Furthermore, although results of the present study suggest that exposure to violence may be indirectly related to both PTSS and BP pathology through overall emotion dysregulation, the direct effect of exposure to violence on these symptoms remained significant, suggesting that other factors may play a role in the development and/or maintenance of PTSS and BP pathology among violence-exposed adolescents. Future research exploring other relevant factors that may relate to heightened PTSS and BP pathology within this population is needed (e.g., impulsivity, dissociation) [38, 93–95]. Although our indirect effect was small and we were only able to show partial mediation, the findings contribute to a burgeoning area worthy of future study. Future studies that incorporate more complex SEM designs and account for other variables may find a more robust effect that yields fully mediated outcomes. Lastly, although our use of a highly functionally impaired clinical sample of adolescents may be considered a strength of this study, findings may not generalize to other adolescent populations, including adolescents receiving outpatient care and non-treatment seeking adolescents with elevated PTSS and/or BP pathology.
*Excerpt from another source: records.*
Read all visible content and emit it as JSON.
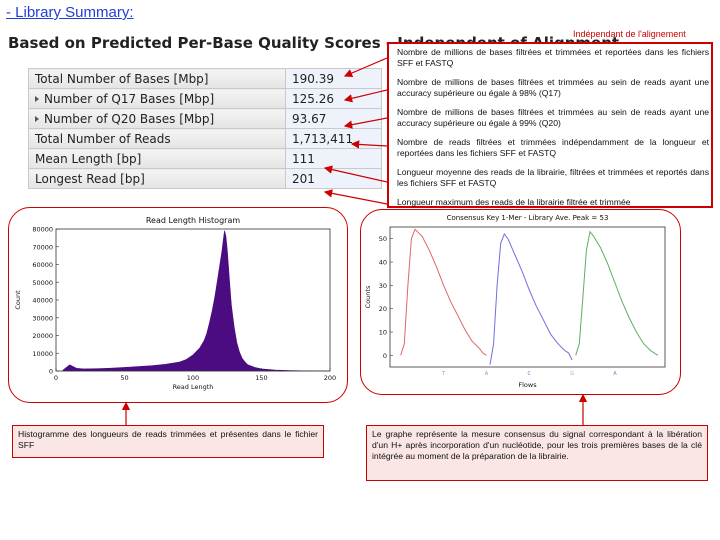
{
  "top_link": "- Library Summary:",
  "heading": "Based on Predicted Per-Base Quality Scores - Independent of Alignment",
  "side_label": "Indépendant de l'alignement",
  "summary": [
    {
      "label": "Total Number of Bases [Mbp]",
      "value": "190.39",
      "expandable": false
    },
    {
      "label": "Number of Q17 Bases [Mbp]",
      "value": "125.26",
      "expandable": true
    },
    {
      "label": "Number of Q20 Bases [Mbp]",
      "value": "93.67",
      "expandable": true
    },
    {
      "label": "Total Number of Reads",
      "value": "1,713,411",
      "expandable": false
    },
    {
      "label": "Mean Length [bp]",
      "value": "111",
      "expandable": false
    },
    {
      "label": "Longest Read [bp]",
      "value": "201",
      "expandable": false
    }
  ],
  "notes": [
    "Nombre de millions de bases filtrées et trimmées et reportées dans les fichiers SFF et FASTQ",
    "Nombre de millions de bases filtrées et trimmées au sein de reads ayant une accuracy supérieure ou égale à 98% (Q17)",
    "Nombre de millions de bases filtrées et trimmées au sein de reads ayant une accuracy supérieure ou égale à 99% (Q20)",
    "Nombre de reads filtrées et trimmées indépendamment de la longueur et reportées dans les fichiers SFF et FASTQ",
    "Longueur moyenne des reads de la librairie, filtrées et trimmées et reportés dans les fichiers SFF et FASTQ",
    "Longueur maximum des reads de la librairie filtrée et trimmée"
  ],
  "captions": {
    "histogram": "Histogramme des longueurs de reads trimmées et présentes dans le fichier SFF",
    "consensus": "Le graphe représente la mesure consensus du signal correspondant à la libération d'un H+ après incorporation d'un nucléotide, pour les trois premières bases de la clé intégrée au moment de la préparation de la librairie."
  },
  "colors": {
    "accent_red": "#cc0000",
    "histogram_fill": "#4b0c82"
  },
  "chart_data": [
    {
      "type": "bar",
      "title": "Read Length Histogram",
      "xlabel": "Read Length",
      "ylabel": "Count",
      "xlim": [
        0,
        200
      ],
      "ylim": [
        0,
        80000
      ],
      "xticks": [
        0,
        50,
        100,
        150,
        200
      ],
      "yticks": [
        0,
        10000,
        20000,
        30000,
        40000,
        50000,
        60000,
        70000,
        80000
      ],
      "x": [
        5,
        10,
        15,
        20,
        30,
        40,
        50,
        60,
        70,
        80,
        90,
        95,
        100,
        105,
        108,
        110,
        112,
        114,
        116,
        118,
        120,
        121,
        122,
        123,
        124,
        125,
        126,
        127,
        128,
        130,
        132,
        134,
        136,
        138,
        140,
        145,
        150,
        160,
        170,
        180,
        190,
        200
      ],
      "values": [
        500,
        3500,
        1500,
        1200,
        1300,
        1600,
        2000,
        2500,
        3000,
        3800,
        5000,
        6500,
        9000,
        13000,
        17000,
        21000,
        27000,
        34000,
        42000,
        52000,
        62000,
        67000,
        73000,
        79000,
        76000,
        68000,
        58000,
        47000,
        37000,
        25000,
        16000,
        10500,
        7000,
        5000,
        3500,
        2000,
        1200,
        500,
        200,
        100,
        50,
        0
      ]
    },
    {
      "type": "line",
      "title": "Consensus Key 1-Mer - Library Ave. Peak = 53",
      "xlabel": "Flows",
      "ylabel": "Counts",
      "ylim": [
        0,
        55
      ],
      "yticks": [
        0,
        10,
        20,
        30,
        40,
        50
      ],
      "tick_labels": [
        "T",
        "A",
        "C",
        "G",
        "A"
      ],
      "series": [
        {
          "color": "#e06666",
          "x": [
            0,
            1,
            2,
            3,
            4,
            6,
            8,
            10,
            12,
            14,
            16,
            18,
            20,
            22,
            23,
            24
          ],
          "values": [
            0,
            5,
            30,
            50,
            54,
            51,
            45,
            38,
            30,
            23,
            17,
            11,
            6,
            3,
            1,
            0
          ]
        },
        {
          "color": "#6f6fe0",
          "x": [
            25,
            26,
            27,
            28,
            29,
            30,
            32,
            34,
            36,
            38,
            40,
            42,
            44,
            46,
            47,
            48
          ],
          "values": [
            -4,
            5,
            30,
            48,
            52,
            50,
            43,
            36,
            28,
            21,
            15,
            9,
            5,
            2,
            1,
            -2
          ]
        },
        {
          "color": "#5fae5f",
          "x": [
            49,
            50,
            51,
            52,
            53,
            54,
            56,
            58,
            60,
            62,
            64,
            66,
            68,
            70,
            72
          ],
          "values": [
            0,
            5,
            25,
            45,
            53,
            51,
            46,
            39,
            31,
            23,
            16,
            10,
            5,
            2,
            0
          ]
        }
      ]
    }
  ]
}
Theoretical literature suggests that emotion dysregulation is one consequence of exposure to violence associated with the manifestation of PTSS and BP pathology. Thus, the goal of the present study was to examine the role of emotion dysregulation in the relation between exposure to violence and both PTSS and BP pathology among one population at heightened risk for exposure to violence, PTSS, and BP pathology: adolescents in psychiatric residential treatment. The results of the present study improve our understanding of the role of emotion dysregulation in PTSS and BP pathology in this population, revealing that overall emotion dysregulation partially mediated the relation between exposure to violence and both PTSS and BP pathology. As such, these findings highlight a potential target for interventions aimed at reducing PTSS and BP pathology within this population, suggesting the utility of teaching violence-exposed adolescents with elevated PTSS and/or BP pathology skills for regulating their emotions. Further, results of the present study suggest that adolescents with heightened exposure to violence may be at particular risk for developing PTSS and/or BP pathology, highlighting the importance of early identification and intervention within this population.
The research described here was supported, in part, by a grant from the National Institutes of Health (T32DA019426).